Using the Git Tab in your RStudio Pane
If you do not use the Terminal to add, commit, and push, you can also use Git with RStudio, though I tend to find this creates an annoying lag when there are lots of files.
When you edit files (e.g., made changes and saved the file), the file will be detected in the project if you have set up Git. The changes detected will be listed in the window for this tab. You can then stage, commit the changes, push the changes using this RStudio GUI.
Click the Git tab
Check the box under Staged next to the file
- Note: There may be a delay.
Click the Commit icon on the toolbar directly above Status
- A window will pop up showing some of the edits to the file
- A window for Commit message will also appear for adding your message. This window is where you want to be.
Type your commit message in that window
- Your message should be clear and useful to remind your future self or colleagues of the edits but not be overly wordy.
Click Commit to commit the change
Click the Green Arrow to Push your committed change up to the remote repository.

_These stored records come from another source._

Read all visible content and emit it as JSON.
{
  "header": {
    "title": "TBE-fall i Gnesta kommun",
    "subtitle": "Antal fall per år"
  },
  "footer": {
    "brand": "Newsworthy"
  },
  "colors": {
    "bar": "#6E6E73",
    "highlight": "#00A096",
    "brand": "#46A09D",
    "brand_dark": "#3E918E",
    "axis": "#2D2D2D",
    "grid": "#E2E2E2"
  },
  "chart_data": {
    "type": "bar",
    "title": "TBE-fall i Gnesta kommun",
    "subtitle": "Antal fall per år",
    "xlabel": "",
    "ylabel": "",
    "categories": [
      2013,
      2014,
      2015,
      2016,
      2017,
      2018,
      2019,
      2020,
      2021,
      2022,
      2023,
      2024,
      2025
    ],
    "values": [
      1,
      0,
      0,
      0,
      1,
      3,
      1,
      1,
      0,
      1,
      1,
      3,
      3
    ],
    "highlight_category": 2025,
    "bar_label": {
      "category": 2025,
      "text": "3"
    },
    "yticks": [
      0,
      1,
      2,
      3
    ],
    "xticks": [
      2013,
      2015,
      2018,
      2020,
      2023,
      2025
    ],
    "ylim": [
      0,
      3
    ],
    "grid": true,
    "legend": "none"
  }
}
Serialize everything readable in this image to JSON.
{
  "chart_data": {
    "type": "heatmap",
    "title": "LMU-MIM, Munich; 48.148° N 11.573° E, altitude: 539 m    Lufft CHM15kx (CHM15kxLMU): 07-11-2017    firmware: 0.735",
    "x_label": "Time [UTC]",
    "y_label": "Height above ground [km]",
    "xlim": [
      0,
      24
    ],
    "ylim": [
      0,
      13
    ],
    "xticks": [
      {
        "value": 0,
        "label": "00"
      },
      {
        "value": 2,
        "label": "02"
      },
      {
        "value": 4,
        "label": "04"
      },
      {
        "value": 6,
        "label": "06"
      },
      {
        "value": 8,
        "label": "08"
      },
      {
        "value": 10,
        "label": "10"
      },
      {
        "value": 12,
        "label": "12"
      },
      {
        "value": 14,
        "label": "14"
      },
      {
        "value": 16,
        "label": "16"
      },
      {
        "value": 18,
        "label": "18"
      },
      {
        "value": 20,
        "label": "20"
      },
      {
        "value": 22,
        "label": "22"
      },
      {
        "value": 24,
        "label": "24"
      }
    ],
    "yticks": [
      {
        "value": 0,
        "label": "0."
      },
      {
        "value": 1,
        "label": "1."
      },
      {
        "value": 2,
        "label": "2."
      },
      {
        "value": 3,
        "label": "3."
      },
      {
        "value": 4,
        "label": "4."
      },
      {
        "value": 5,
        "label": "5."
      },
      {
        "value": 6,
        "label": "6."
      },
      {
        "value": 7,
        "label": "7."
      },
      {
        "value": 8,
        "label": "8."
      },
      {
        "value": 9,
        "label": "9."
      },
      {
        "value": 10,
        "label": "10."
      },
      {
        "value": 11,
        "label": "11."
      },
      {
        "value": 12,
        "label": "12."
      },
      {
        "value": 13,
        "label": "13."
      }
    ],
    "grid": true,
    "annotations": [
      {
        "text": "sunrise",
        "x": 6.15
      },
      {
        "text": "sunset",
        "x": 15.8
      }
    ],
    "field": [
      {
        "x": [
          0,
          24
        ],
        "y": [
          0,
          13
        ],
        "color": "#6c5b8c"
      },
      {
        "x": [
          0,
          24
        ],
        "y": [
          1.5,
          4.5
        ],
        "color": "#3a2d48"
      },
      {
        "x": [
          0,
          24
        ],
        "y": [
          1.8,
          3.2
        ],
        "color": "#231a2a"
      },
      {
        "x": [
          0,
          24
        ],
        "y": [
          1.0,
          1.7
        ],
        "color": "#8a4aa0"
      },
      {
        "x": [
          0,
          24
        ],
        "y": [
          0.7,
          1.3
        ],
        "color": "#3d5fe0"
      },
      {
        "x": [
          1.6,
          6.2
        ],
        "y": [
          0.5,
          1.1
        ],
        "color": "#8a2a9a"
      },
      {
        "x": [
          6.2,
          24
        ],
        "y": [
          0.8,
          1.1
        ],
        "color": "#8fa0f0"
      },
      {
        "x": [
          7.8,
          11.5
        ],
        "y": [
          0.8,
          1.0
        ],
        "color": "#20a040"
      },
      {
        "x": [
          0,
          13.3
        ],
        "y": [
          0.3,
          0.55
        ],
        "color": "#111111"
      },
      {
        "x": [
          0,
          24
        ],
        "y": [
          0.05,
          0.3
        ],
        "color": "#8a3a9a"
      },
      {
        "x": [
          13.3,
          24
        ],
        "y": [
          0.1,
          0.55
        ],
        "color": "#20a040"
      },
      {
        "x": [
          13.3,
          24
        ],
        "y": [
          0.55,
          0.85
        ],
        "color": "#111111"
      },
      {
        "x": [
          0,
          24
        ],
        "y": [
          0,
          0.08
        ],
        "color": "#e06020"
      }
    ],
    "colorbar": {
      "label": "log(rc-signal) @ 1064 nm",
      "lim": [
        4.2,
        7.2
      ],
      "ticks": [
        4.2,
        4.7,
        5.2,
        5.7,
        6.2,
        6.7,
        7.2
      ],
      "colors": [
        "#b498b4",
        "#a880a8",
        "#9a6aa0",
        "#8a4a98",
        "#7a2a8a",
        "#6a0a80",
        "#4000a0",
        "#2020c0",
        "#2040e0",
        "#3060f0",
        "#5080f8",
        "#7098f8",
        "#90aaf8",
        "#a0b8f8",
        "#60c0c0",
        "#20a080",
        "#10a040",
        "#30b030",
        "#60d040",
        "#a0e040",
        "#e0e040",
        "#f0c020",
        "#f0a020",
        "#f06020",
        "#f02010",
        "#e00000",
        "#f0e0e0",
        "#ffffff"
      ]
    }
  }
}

Note: You will click the Blue Arrow to Pull the changes down from the remote repository what were pushed there by your collaborators
Other Resources
- Git Client:
Git clients work like the RStudio Gui option described above but likely much better. One client is GitKraken. * If you find the Terminal command line daunting or limiting, I might recommend a Git Client to use as I am not a big fan of the RStudio interface. * GitKraken is a good option and they have lots of tutorials on their website. GitKraken is seamless to set up. Install, connect your GitHub account, select your repo to add, and voilà. You can stage, commit, and push from there.